Question

So, I'm managing a series of rented holiday homes, which all have dynamic IP, ADSL Internet connections.

We've wanted to keep track of a few types of data, e.g. per-room electricity usage, hot water temperature, thermostat setting, gas usage, network bandwidth usage, etc etc, and keep these centrally so we can perform analytics and graph them in real-time.

I'm comfortable building the hardware required to log these variables every 1-5 seconds and get them into e.g. a Raspberry Pi, but I'm wondering what kind of framework would be suitable for transferring and storing the data on the server side.

My initial thought was something like SNMP, but a) this doesn't seem designed for non-network uses, b) it's not very secure, and c) I'm looking for something agent-to-server (so I don't have to know the IP of the agent, and it'll also traverse NAT, so I can have multiple devices logging different things on the same network.)

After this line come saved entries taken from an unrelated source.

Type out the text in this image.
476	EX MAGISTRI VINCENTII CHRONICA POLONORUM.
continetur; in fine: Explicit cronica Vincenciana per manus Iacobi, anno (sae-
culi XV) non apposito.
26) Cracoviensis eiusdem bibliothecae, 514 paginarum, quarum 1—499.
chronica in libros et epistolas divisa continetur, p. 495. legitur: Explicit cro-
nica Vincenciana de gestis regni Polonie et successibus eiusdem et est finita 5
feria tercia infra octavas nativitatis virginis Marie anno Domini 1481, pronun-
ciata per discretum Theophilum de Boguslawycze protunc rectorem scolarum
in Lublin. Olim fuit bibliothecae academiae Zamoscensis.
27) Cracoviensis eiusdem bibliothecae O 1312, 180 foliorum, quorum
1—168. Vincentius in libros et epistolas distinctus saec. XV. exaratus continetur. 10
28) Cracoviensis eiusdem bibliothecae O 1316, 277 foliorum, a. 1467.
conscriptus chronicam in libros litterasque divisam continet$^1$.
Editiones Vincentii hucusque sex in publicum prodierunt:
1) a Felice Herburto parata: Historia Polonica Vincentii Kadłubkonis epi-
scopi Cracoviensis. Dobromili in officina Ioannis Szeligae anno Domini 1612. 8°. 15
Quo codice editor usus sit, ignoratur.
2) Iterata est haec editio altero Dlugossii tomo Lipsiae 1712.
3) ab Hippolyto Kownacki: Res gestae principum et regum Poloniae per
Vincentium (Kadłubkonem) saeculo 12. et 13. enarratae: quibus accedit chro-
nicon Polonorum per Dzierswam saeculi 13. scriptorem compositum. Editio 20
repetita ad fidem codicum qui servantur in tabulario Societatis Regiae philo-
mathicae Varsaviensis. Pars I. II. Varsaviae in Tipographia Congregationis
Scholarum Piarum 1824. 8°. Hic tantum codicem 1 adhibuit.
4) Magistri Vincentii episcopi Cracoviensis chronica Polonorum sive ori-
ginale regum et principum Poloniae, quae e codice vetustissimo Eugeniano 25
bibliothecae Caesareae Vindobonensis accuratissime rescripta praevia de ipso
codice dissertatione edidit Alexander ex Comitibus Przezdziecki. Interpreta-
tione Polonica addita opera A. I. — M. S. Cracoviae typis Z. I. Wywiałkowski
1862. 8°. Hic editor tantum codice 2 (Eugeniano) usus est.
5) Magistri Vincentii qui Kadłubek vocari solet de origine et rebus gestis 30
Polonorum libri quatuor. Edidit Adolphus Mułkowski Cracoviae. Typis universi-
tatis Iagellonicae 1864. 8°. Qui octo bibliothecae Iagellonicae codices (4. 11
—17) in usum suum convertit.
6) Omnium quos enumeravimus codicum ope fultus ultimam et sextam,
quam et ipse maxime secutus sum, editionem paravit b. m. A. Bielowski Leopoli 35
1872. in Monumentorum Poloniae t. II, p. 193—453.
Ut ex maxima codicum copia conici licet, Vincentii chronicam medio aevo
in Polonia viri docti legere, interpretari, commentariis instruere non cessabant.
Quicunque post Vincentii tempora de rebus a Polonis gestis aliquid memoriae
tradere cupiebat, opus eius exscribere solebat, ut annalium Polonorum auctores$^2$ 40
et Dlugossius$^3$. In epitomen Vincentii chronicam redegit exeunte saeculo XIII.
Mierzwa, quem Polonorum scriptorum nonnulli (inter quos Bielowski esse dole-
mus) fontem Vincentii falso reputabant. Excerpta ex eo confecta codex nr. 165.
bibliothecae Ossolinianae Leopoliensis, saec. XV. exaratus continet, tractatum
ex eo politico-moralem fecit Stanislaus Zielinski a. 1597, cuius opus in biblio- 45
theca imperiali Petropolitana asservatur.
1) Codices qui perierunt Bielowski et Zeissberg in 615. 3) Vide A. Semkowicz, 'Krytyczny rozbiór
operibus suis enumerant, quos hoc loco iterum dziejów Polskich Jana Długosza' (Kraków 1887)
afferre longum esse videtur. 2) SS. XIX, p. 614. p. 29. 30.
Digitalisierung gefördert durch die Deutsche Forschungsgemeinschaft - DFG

My second thought was something using a REST API, but making potentially hundreds of API calls per second via different TCP connections seems a bit wasteful.

I came across Cubism but this seems to have the same disadvantages as some sort of REST API; there's a lot of redundant data transmitted every connection, if I were to send the data every 5 seconds per sensor.

Names like AMQP and MQTT come up, though none of these seem particularly suited (natively) to travelling over the public Internet without configuring VPNs etc.

Thoughts?

[This doesn't seem like a particularly niche problem, now I think about it - weather logging, share price, etc etc... although this is probably a smaller interval]

Was it helpful?

Solution

I have an geospatial/environment monitoring background and can tell you something about two major standards which are used today in environmental/infrastructural (electricity and water supply networks) monitoring sensor networks.

  1. Proprietary one: Most sensors simply store time series measurements in their own local data format. A server process calls every sensor from time to time to gather the time series data (in most cases via a simple GPRS uplink), transforms it into an exchange Format and then stores it into a centralized database where you can work with the data. One of the industry leader companies is Kisters AG and their exchange format ZRXP. So this is simply storing time series data in an ASCII Format (i.e.ZRXP), and import that into a database by calling the sensor over any connection.

  2. Open Geospatial Standard: Sensor Observation Service and SensorML which I think does more fit your needs, because these are Web Service Specifications whilst the proprietary stuff above is a complete system solution built by one vendor. There exists a nearly ready to use java reference implementation of SOS provided by 52 north which should be easily runnable on a Pi. Although the SOS specification has a very strong geospatial background, that does not mean,that it can't be adopted for your purpose I think. At least SensorML should give you some ideas.